On Monday, the week’s first panel focused on the criminalization of black girls, a disproportionate number of whom are being caught up in schools’ zero-tolerance policies and the so-called school to prison pipeline most commonly discussed in reference to black boys.
Monday’s discussion was largely based on a recent report by the AAPF that first shed light on schools’ punitive practices and their disproportionate impact on black girls. “We hear way too much about fast, sassy, defiant girls needing discipline,” Kimberlé Crenshaw, a co-author of the AAPF report, said during the panel. “The crisis facing our youth is far too critical to leave anyone behind, but to be accountable to them, we have to see them.”

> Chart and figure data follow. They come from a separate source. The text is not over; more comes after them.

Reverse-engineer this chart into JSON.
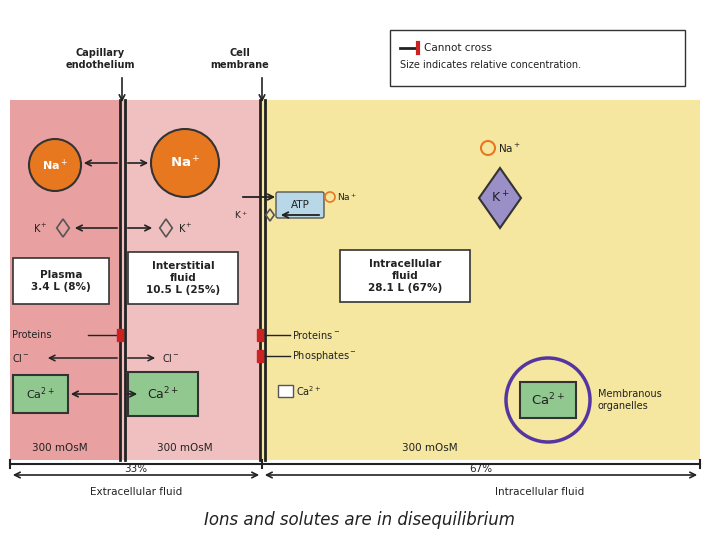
{
  "title": "Ions and solutes are in disequilibrium",
  "bg_plasma": "#e8a0a0",
  "bg_interstitial": "#f0c0c0",
  "bg_intracellular": "#f5e6a0",
  "na_color": "#e87820",
  "k_color": "#9b8fc8",
  "ca_color": "#90c890",
  "atp_color": "#b8d8e8",
  "purple_circle": "#5535a0",
  "plasma_label": "Plasma\n3.4 L (8%)",
  "interstitial_label": "Interstitial\nfluid\n10.5 L (25%)",
  "intracellular_label": "Intracellular\nfluid\n28.1 L (67%)",
  "capillary_label": "Capillary\nendothelium",
  "cell_membrane_label": "Cell\nmembrane",
  "cannot_cross_label": "Cannot cross",
  "size_indicates_label": "Size indicates relative concentration.",
  "osmolality": "300 mOsM",
  "extracellular_pct": "33%",
  "intracellular_pct": "67%",
  "extracellular_label": "Extracellular fluid",
  "intracellular_bottom_label": "Intracellular fluid",
  "membranous_label": "Membranous\norganelles",
  "red_bar": "#cc2222"
}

Black girls have been particularly impacted by a combination of racial and gender stereotypes, and have been penalized for reasons ranging from their hair styles to a spirit of inquiry perceived as defiance. The AAPF report featured the story of a 12-year-old girl in Georgia who faced expulsion and criminal charges for writing “hi” on a locker room wall. Black girls as young as 6 have been arrested for “acting out” in class.
As these girls grow up, the problems persist. Black women are incarcerated at three times the rate of white women, largely over nonviolent drug- or property-related crimes. As is the case with girls punished in school, these women are often criminalized for behavior relating to their poverty, trauma, or history of abuse.
Crenshaw criticized the widely held assumption that “the girls are fine, let’s focus on boys.” Both black boys and black girls are disproportionately vulnerable, she said, but while initiatives like President Obama’s My Brother’s Keeper strive to support black boys, there has been no similar effort targeting girls.
“A lot of legislative attention was placed toward looking at the issues concerning black men and boys, which is obviously completely appropriate and necessary,” said Ocen, also a co-author of the report. “But at the same time, there was this invisibility around the real issues of violence and criminalization and incarceration that black women and girls were facing. … There are both similarities and differences that we should be paying attention to.”
Much needs to change at the policy level, she added, from laws that allow children to be detained over “essentially childish behavior,” to resources spent on enforcement that would be better directed toward social services.
“We should resist the impulse to punish or discipline girls but instead look at the root of the behavior,” she added. “We need to look at structural issues and not the symptoms, and see girls as children.”